In a statement, CLCT’s manager said its gross revenue also declined by 7.4% to $184.5m, with the distributable income at $63.1m, down by 8.1% YoY.

The company’s financials is affected by higher interest  expenses and lower contribution from CapitaMall Qibao as it stopped operations at end-March.

This was also impacted by foreign currency translations due to the strength of Singapore Dollar against the Renminbi, with the exchange rate increasing 8.9%.

In Renminbi, CLCT’s net property income and gross revenue both rose by 0.8% to RMB663.7m and RMB947.8m, respectively.
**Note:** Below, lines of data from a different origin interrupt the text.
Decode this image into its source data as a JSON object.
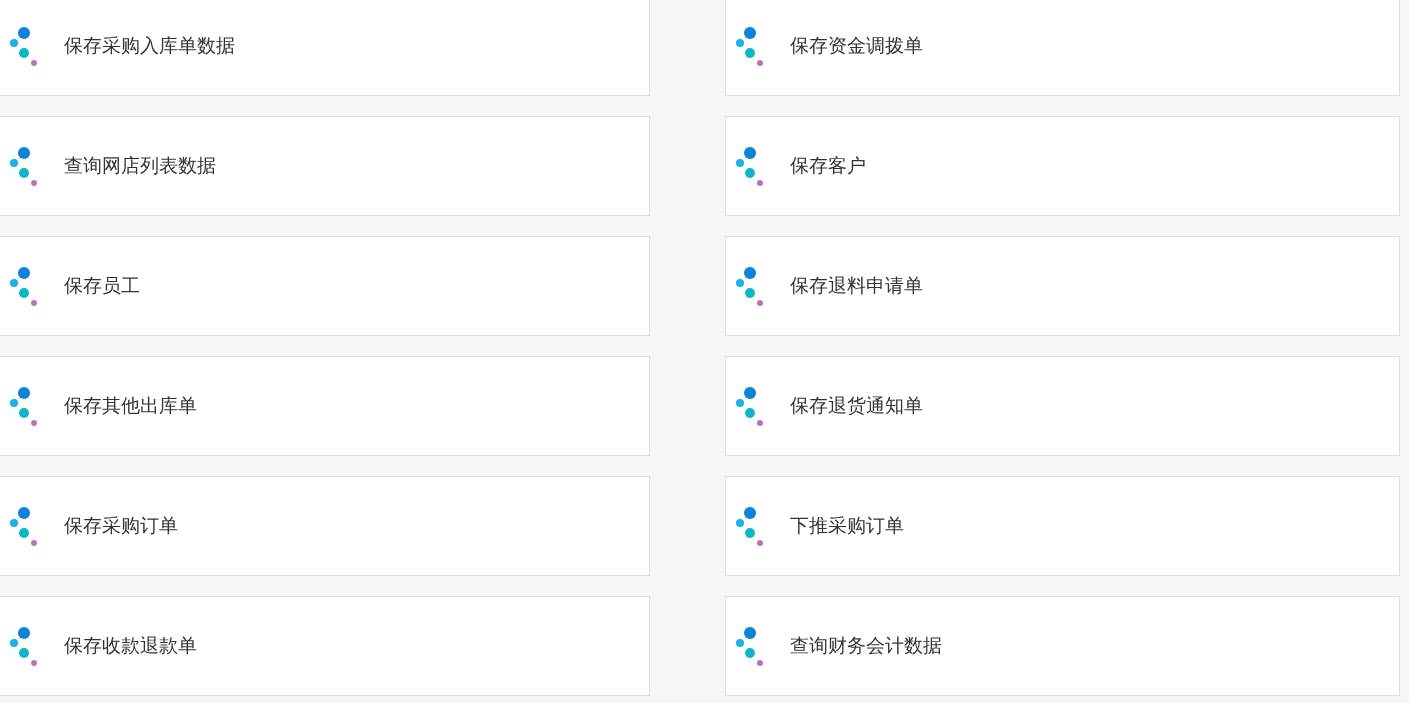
{
  "cards": [
    {
      "label": "保存采购入库单数据"
    },
    {
      "label": "保存资金调拨单"
    },
    {
      "label": "查询网店列表数据"
    },
    {
      "label": "保存客户"
    },
    {
      "label": "保存员工"
    },
    {
      "label": "保存退料申请单"
    },
    {
      "label": "保存其他出库单"
    },
    {
      "label": "保存退货通知单"
    },
    {
      "label": "保存采购订单"
    },
    {
      "label": "下推采购订单"
    },
    {
      "label": "保存收款退款单"
    },
    {
      "label": "查询财务会计数据"
    }
  ]
}
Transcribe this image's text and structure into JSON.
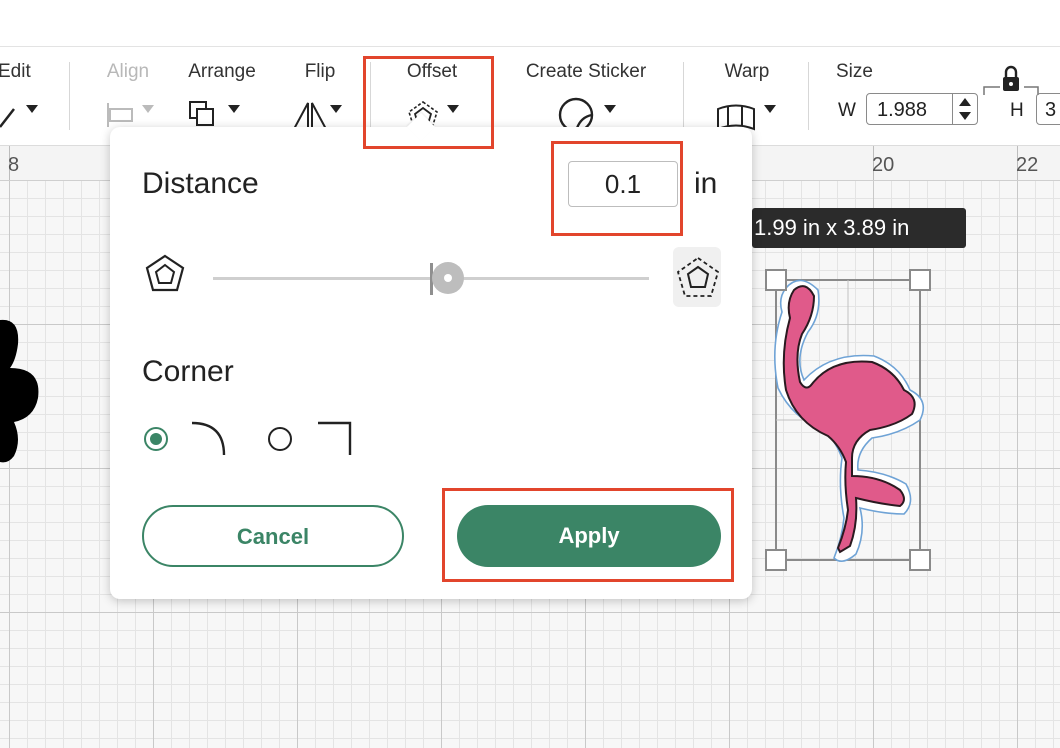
{
  "toolbar": {
    "edit_label": "Edit",
    "align_label": "Align",
    "arrange_label": "Arrange",
    "flip_label": "Flip",
    "offset_label": "Offset",
    "create_sticker_label": "Create Sticker",
    "warp_label": "Warp",
    "size_label": "Size",
    "width_prefix": "W",
    "width_value": "1.988",
    "height_prefix": "H",
    "height_value": "3"
  },
  "ruler": {
    "labels": [
      "8",
      "20",
      "22"
    ]
  },
  "offset_popup": {
    "distance_label": "Distance",
    "distance_value": "0.1",
    "distance_unit": "in",
    "slider_level_fraction": 0.54,
    "corner_label": "Corner",
    "corner_options": [
      {
        "name": "rounded",
        "selected": true
      },
      {
        "name": "square",
        "selected": false
      }
    ],
    "cancel_label": "Cancel",
    "apply_label": "Apply"
  },
  "selection": {
    "dimensions": "1.99  in x 3.89  in"
  },
  "colors": {
    "accent": "#3b8566",
    "highlight": "#e2452c",
    "flamingo": "#e05a8a",
    "offset_outline": "#6fa3d6"
  }
}
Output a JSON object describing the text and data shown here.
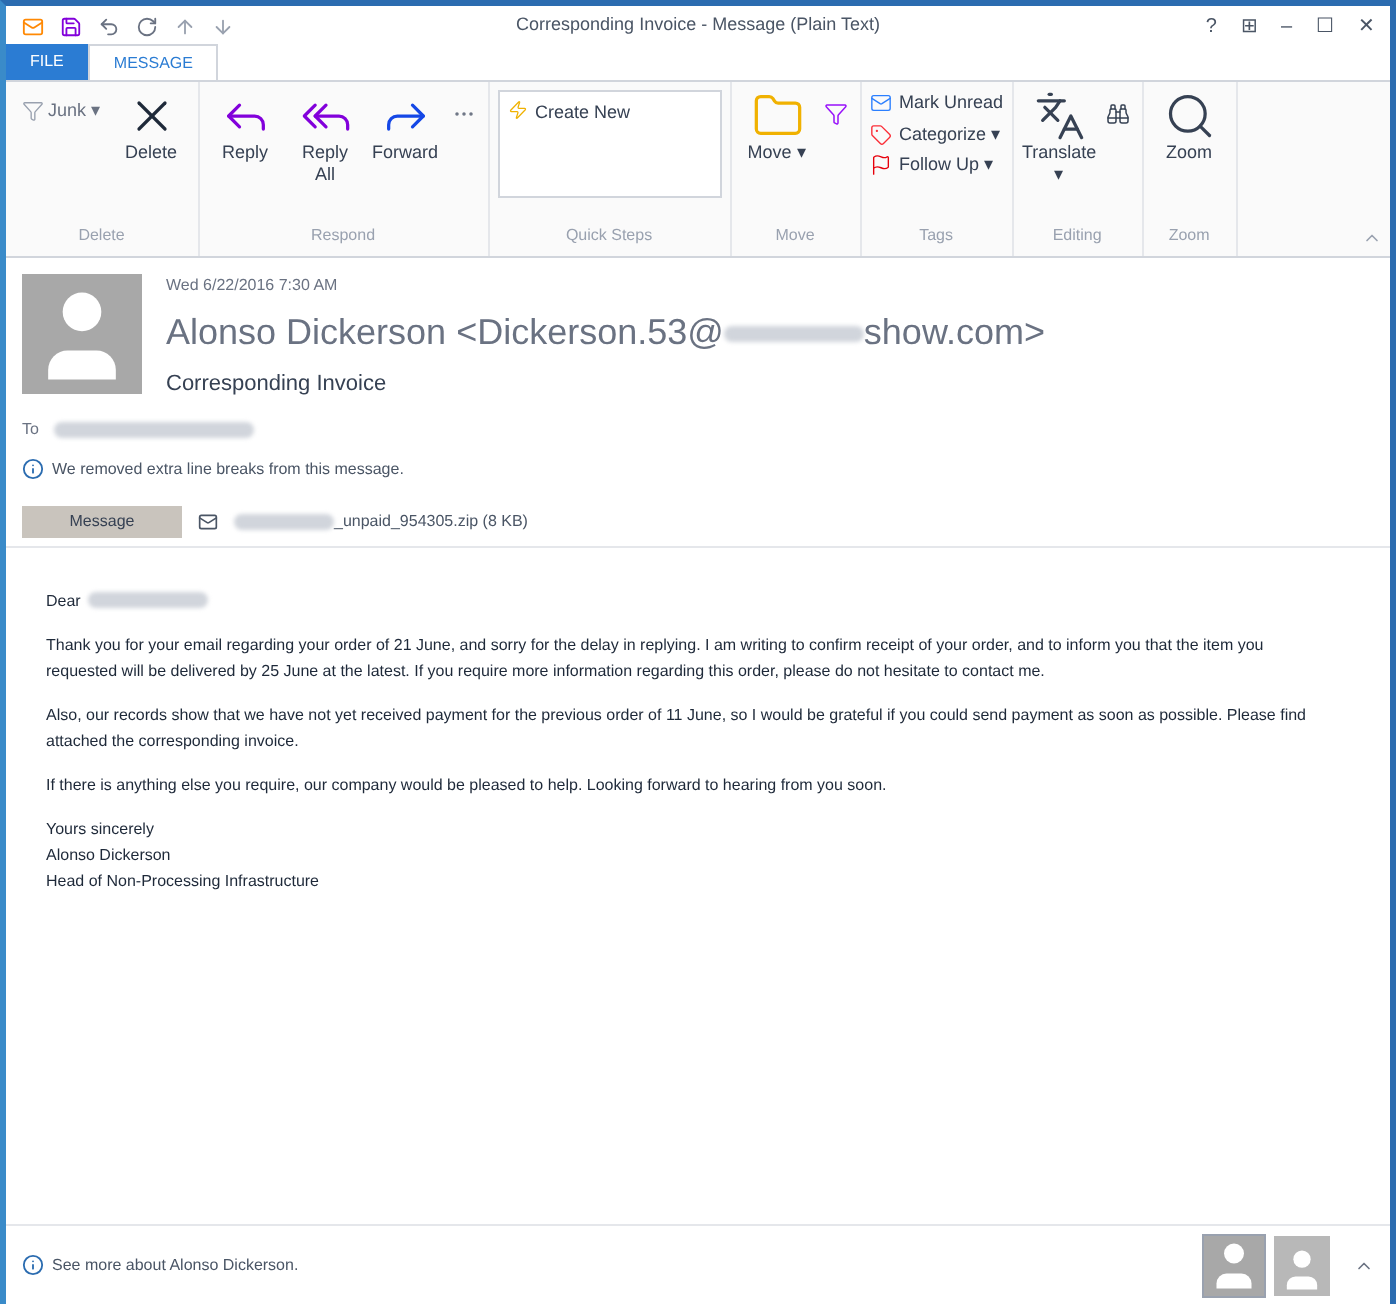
{
  "window": {
    "title": "Corresponding Invoice - Message (Plain Text)",
    "controls": [
      "?",
      "⊞",
      "–",
      "☐",
      "✕"
    ]
  },
  "tabs": [
    {
      "label": "FILE",
      "kind": "file",
      "selected": false
    },
    {
      "label": "MESSAGE",
      "kind": "tab",
      "selected": true
    }
  ],
  "ribbon": {
    "groups": [
      {
        "label": "Delete",
        "items": [
          {
            "kind": "small",
            "label": "Junk ▾"
          },
          {
            "kind": "large",
            "label": "Delete"
          }
        ]
      },
      {
        "label": "Respond",
        "items": [
          {
            "kind": "large",
            "label": "Reply"
          },
          {
            "kind": "large",
            "label": "Reply All"
          },
          {
            "kind": "large",
            "label": "Forward"
          },
          {
            "kind": "stack"
          }
        ]
      },
      {
        "label": "Quick Steps",
        "items": [
          {
            "kind": "gallery",
            "label": "Create New"
          }
        ]
      },
      {
        "label": "Move",
        "items": [
          {
            "kind": "large",
            "label": "Move ▾"
          },
          {
            "kind": "stack"
          }
        ]
      },
      {
        "label": "Tags",
        "items": [
          {
            "kind": "list",
            "entries": [
              {
                "label": "Mark Unread"
              },
              {
                "label": "Categorize ▾"
              },
              {
                "label": "Follow Up ▾"
              }
            ]
          }
        ]
      },
      {
        "label": "Editing",
        "items": [
          {
            "kind": "large",
            "label": "Translate ▾"
          },
          {
            "kind": "stack"
          }
        ]
      },
      {
        "label": "Zoom",
        "items": [
          {
            "kind": "large",
            "label": "Zoom"
          }
        ]
      }
    ]
  },
  "message": {
    "date": "Wed 6/22/2016 7:30 AM",
    "sender_name": "Alonso Dickerson",
    "sender_email_start": "<Dickerson.53@",
    "sender_email_end": "show.com>",
    "subject": "Corresponding Invoice",
    "to_label": "To",
    "info": "We removed extra line breaks from this message.",
    "message_tab": "Message",
    "attachment": "_unpaid_954305.zip (8 KB)"
  },
  "body": {
    "greeting": "Dear",
    "paragraphs": [
      "Thank you for your email regarding your order of 21 June, and sorry for the delay in replying. I am writing to confirm receipt of your order, and to inform you that the item you requested will be delivered by 25 June at the latest. If you require more information regarding this order, please do not hesitate to contact me.",
      "Also, our records show that we have not yet received payment for the previous order of 11 June, so I would be grateful if you could send payment as soon as possible. Please find attached the corresponding invoice.",
      "If there is anything else you require, our company would be pleased to help. Looking forward to hearing from you soon."
    ],
    "signature": [
      "Yours sincerely",
      "Alonso Dickerson",
      "Head of Non-Processing Infrastructure"
    ]
  },
  "people_pane": {
    "text": "See more about Alonso Dickerson."
  }
}
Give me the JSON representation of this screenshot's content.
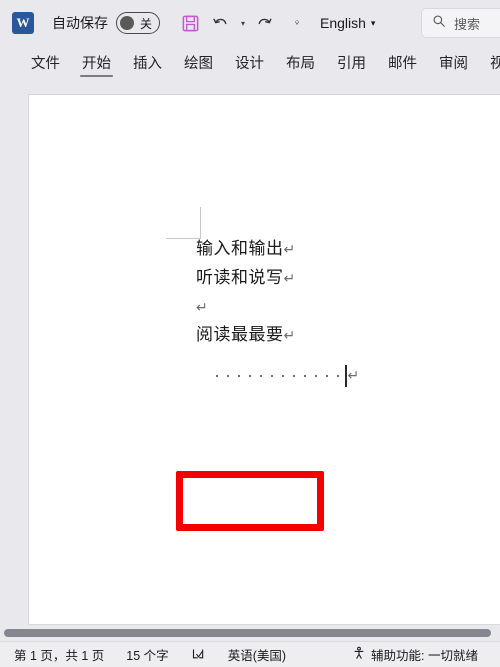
{
  "titlebar": {
    "app_icon_letter": "W",
    "app_icon_name": "word-app-icon",
    "autosave_label": "自动保存",
    "autosave_state": "关",
    "save_icon": "save-floppy-icon",
    "undo_icon": "undo-icon",
    "undo_dropdown_icon": "chevron-down-icon",
    "redo_icon": "redo-icon",
    "qat_more_icon": "qat-customize-icon",
    "language": "English",
    "language_dropdown_icon": "chevron-down-icon",
    "search_icon": "search-icon",
    "search_placeholder": "搜索"
  },
  "ribbon": {
    "active_tab": "开始",
    "tabs": [
      {
        "label": "文件"
      },
      {
        "label": "开始"
      },
      {
        "label": "插入"
      },
      {
        "label": "绘图"
      },
      {
        "label": "设计"
      },
      {
        "label": "布局"
      },
      {
        "label": "引用"
      },
      {
        "label": "邮件"
      },
      {
        "label": "审阅"
      },
      {
        "label": "视图"
      }
    ]
  },
  "document": {
    "paragraphs": [
      {
        "text": "输入和输出",
        "mark": "↵"
      },
      {
        "text": "听读和说写",
        "mark": "↵"
      },
      {
        "text": "",
        "mark": "↵"
      },
      {
        "text": "阅读最最要",
        "mark": "↵"
      }
    ],
    "leader_line": {
      "dot_count": 12,
      "mark": "↵",
      "caret_visible": true
    },
    "annotation": {
      "type": "red-rectangle",
      "color": "#f50000"
    }
  },
  "statusbar": {
    "page_info": "第 1 页，共 1 页",
    "word_count": "15 个字",
    "proofing_icon": "proofing-check-icon",
    "language": "英语(美国)",
    "accessibility_icon": "accessibility-icon",
    "accessibility": "辅助功能: 一切就绪"
  }
}
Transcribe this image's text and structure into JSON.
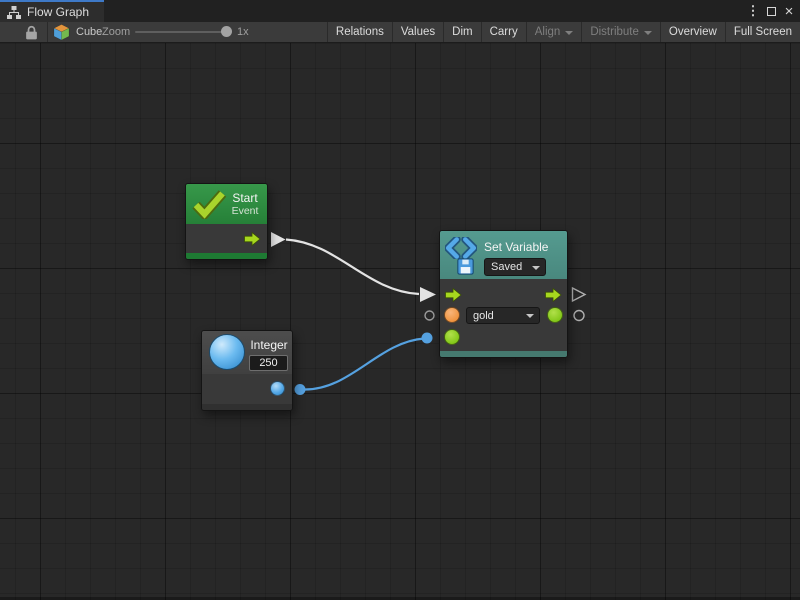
{
  "tab": {
    "title": "Flow Graph"
  },
  "window": {
    "menu_glyph": "⋮",
    "close_glyph": "×",
    "icons": [
      "kebab-menu-icon",
      "maximize-icon",
      "close-icon"
    ]
  },
  "toolbar": {
    "lock_icon": "lock-icon",
    "object_icon": "cube-icon",
    "object_name": "Cube",
    "zoom_label": "Zoom",
    "zoom_value": "1x",
    "buttons": [
      {
        "label": "Relations",
        "enabled": true,
        "has_dropdown": false
      },
      {
        "label": "Values",
        "enabled": true,
        "has_dropdown": false
      },
      {
        "label": "Dim",
        "enabled": true,
        "has_dropdown": false
      },
      {
        "label": "Carry",
        "enabled": true,
        "has_dropdown": false
      },
      {
        "label": "Align",
        "enabled": false,
        "has_dropdown": true
      },
      {
        "label": "Distribute",
        "enabled": false,
        "has_dropdown": true
      },
      {
        "label": "Overview",
        "enabled": true,
        "has_dropdown": false
      },
      {
        "label": "Full Screen",
        "enabled": true,
        "has_dropdown": false
      }
    ]
  },
  "graph": {
    "nodes": {
      "start": {
        "title": "Start",
        "subtitle": "Event",
        "icon": "checkmark-icon"
      },
      "set_variable": {
        "title": "Set Variable",
        "scope_dropdown_value": "Saved",
        "variable_dropdown_value": "gold",
        "icon": "code-chevrons-save-icon"
      },
      "integer": {
        "title": "Integer",
        "value": "250",
        "icon": "integer-sphere-icon"
      }
    },
    "connections": [
      {
        "from": "start.flow-out",
        "to": "set_variable.flow-in",
        "color": "#e3e3e3",
        "type": "flow"
      },
      {
        "from": "integer.value-out",
        "to": "set_variable.value-in",
        "color": "#55a1e0",
        "type": "value"
      }
    ]
  },
  "colors": {
    "tab_accent": "#3e79c7",
    "canvas_bg": "#282828",
    "start_header": "#2e8b41",
    "setvar_header": "#4f9186",
    "integer_header": "#474747",
    "flow_port": "#a6d71e",
    "orange_port": "#ef9440",
    "green_port": "#84c81a",
    "blue_port": "#55a9e8",
    "flow_wire": "#e3e3e3",
    "value_wire": "#55a1e0"
  }
}
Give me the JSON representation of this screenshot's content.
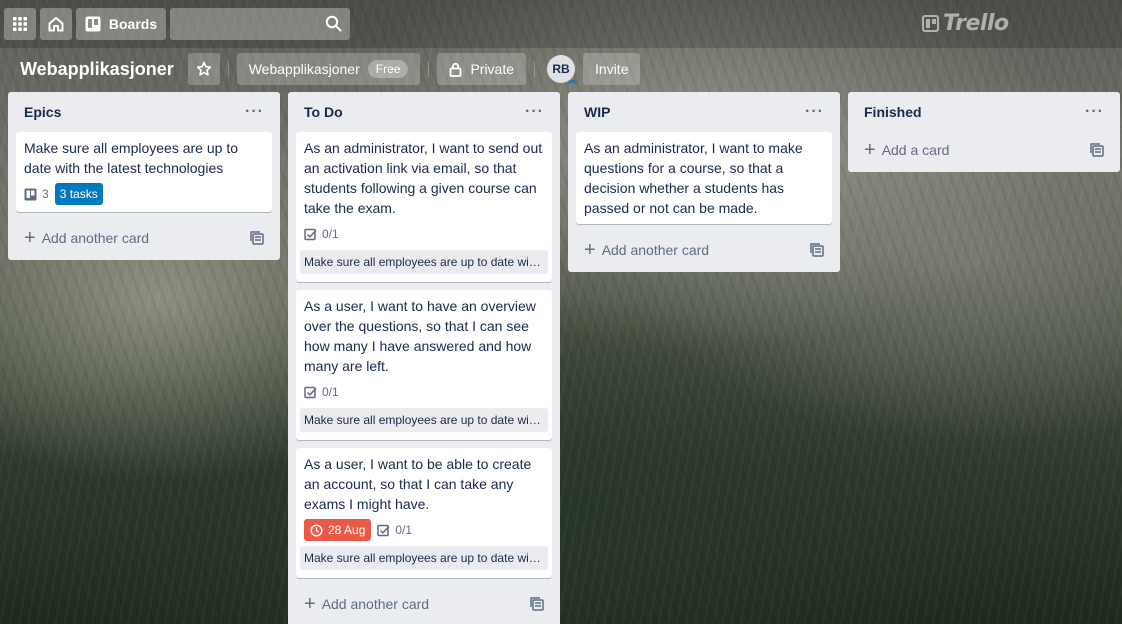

ALSO READ: CapitaLand China Trust retail occupancy soars 96.4% in Q1

“China’s GDP grew 6.3% year-on-year in 2Q 2023, and retail sales advanced by 8.2% in 1H 2023. CLCT’s diversified portfolio demonstrated resilience in 1H2023, with improved occupancies and positive rental reversions for both retail and new economy asset classes,” said CLCT Manager CEO Tan Tze Wooi.

“Our proactive and disciplined approach to strengthening our portfolio has led to improvements in retail occupancy over consecutive quarters. The introduction of new retail concepts and tenant offerings has attracted higher footfall, resulting in double-digit growth in tenant sales, with the leading malls surpassing pre-COVID levels in 2Q 2023,” he added.

The enhancement of the CapitaMall Grand Canyon and Rock Square are expected to be completed in the third quarter and will boost the company’s income in the second half of the year.

Tan added that the company’s portfolio is “well-positioned” to capitalise on business and consumption flows amidst the recovery of the macroenvironment and consumer confidence.